Cyberattacks that potentially disrupt patient care provided by small and rural hospitals and related healthcare organizations are a top concern of U.S. federal authorities.
"When you go into rural America, you're potentially talking about hours to get to another healthcare institution," said Nitin Natarajan, deputy director of the Cybersecurity Infrastructure and Security Agency, during an interview with ISMG during a recent HIPAA summit in Washington D.C. (see: Why Shoring Up Cyber at Rural, Small Hospitals Is Urgent).
"The criticality in these communities to make sure these healthcare organizations can continue to deliver emergency care and subsequent care truly is critical," he said.
So, providing cybersecurity resources to aid healthcare entities in rural communities to build resilience against cyberthreats is absolutely imperative, he said.

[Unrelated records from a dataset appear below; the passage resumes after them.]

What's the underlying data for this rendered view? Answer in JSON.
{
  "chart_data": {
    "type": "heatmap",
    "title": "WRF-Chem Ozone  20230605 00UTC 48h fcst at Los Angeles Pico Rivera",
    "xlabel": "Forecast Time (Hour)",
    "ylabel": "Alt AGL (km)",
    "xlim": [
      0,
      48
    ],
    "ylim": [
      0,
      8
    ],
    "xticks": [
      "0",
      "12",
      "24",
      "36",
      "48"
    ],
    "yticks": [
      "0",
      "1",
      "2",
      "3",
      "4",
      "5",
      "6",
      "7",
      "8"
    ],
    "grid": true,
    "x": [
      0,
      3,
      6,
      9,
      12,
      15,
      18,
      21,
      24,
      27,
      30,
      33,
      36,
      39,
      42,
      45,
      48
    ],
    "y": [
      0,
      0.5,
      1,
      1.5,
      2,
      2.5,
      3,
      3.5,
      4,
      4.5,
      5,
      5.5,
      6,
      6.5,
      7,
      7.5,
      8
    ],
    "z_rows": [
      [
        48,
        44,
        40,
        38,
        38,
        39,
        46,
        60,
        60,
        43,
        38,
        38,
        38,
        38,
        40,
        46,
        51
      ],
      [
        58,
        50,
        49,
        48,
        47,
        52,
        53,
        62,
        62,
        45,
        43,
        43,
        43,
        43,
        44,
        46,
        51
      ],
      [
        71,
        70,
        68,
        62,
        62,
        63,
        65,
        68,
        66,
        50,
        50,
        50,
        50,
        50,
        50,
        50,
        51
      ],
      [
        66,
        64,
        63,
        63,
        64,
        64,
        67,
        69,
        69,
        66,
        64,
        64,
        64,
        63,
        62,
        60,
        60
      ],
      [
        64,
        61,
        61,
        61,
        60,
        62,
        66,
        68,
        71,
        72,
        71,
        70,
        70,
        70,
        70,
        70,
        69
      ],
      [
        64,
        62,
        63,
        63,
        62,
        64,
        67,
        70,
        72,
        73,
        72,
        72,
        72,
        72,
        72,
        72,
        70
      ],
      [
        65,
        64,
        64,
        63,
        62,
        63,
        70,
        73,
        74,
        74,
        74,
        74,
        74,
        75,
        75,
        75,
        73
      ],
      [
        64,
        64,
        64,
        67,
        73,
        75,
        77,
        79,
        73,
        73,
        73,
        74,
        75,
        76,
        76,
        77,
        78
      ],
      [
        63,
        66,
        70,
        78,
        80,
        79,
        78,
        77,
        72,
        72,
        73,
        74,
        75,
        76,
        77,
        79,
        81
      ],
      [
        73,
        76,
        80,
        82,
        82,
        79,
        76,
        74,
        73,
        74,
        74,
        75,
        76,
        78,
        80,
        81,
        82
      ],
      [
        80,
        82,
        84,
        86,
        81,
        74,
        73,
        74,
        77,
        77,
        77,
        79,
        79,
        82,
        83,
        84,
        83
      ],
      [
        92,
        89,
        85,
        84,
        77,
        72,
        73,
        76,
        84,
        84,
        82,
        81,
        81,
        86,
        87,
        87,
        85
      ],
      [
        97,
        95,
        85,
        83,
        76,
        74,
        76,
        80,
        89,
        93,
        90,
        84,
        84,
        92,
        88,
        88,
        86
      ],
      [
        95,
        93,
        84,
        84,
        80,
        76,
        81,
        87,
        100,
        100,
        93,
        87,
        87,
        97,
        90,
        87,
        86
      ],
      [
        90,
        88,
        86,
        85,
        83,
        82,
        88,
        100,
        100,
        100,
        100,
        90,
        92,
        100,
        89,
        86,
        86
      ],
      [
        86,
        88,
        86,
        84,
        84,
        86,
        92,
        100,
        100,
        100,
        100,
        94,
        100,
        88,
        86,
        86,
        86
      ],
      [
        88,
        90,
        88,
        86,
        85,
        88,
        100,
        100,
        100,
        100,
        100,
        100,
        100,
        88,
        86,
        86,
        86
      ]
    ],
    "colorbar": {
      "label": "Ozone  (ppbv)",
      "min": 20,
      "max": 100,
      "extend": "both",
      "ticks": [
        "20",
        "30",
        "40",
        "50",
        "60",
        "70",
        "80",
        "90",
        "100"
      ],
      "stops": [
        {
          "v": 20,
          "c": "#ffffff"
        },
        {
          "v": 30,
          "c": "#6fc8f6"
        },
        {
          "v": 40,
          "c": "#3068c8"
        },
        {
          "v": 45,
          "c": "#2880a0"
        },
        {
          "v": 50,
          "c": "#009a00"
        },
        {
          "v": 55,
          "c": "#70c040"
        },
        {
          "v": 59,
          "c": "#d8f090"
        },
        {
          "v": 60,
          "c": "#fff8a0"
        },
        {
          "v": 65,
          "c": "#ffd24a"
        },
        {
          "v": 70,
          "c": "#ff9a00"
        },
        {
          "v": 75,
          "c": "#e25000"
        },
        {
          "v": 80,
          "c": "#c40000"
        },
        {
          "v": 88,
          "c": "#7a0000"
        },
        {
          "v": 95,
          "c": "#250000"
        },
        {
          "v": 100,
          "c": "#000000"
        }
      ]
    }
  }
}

But compounding the challenge is that small and rural healthcare organizations often don't know where to start or how to make use of available cyber resources, he said.
CISA, the U.S. Department of Health and Human Services and other federal agencies are working to improve awareness of resources that small and rural healthcare providers can tap to improve their cybersecurity posture, he said.
Small and rural healthcare organizations can start by using local cybersecurity help offered by CISA through many communities in the U.S., Natarajan said, as well as take advantage of free or low-cost programs offered by some private sector companies, including Microsoft and Google (see: Microsoft, Google Offering Cyber Help to Rural Hospitals).
Additionally, over the last year, a handful of proposals aimed to help rural hospitals improve their cybersecurity have been introduced in Congress, but so far, none has gained much traction (see: Bill For Rural Hospital Cyber Skills Passes Senate Committee).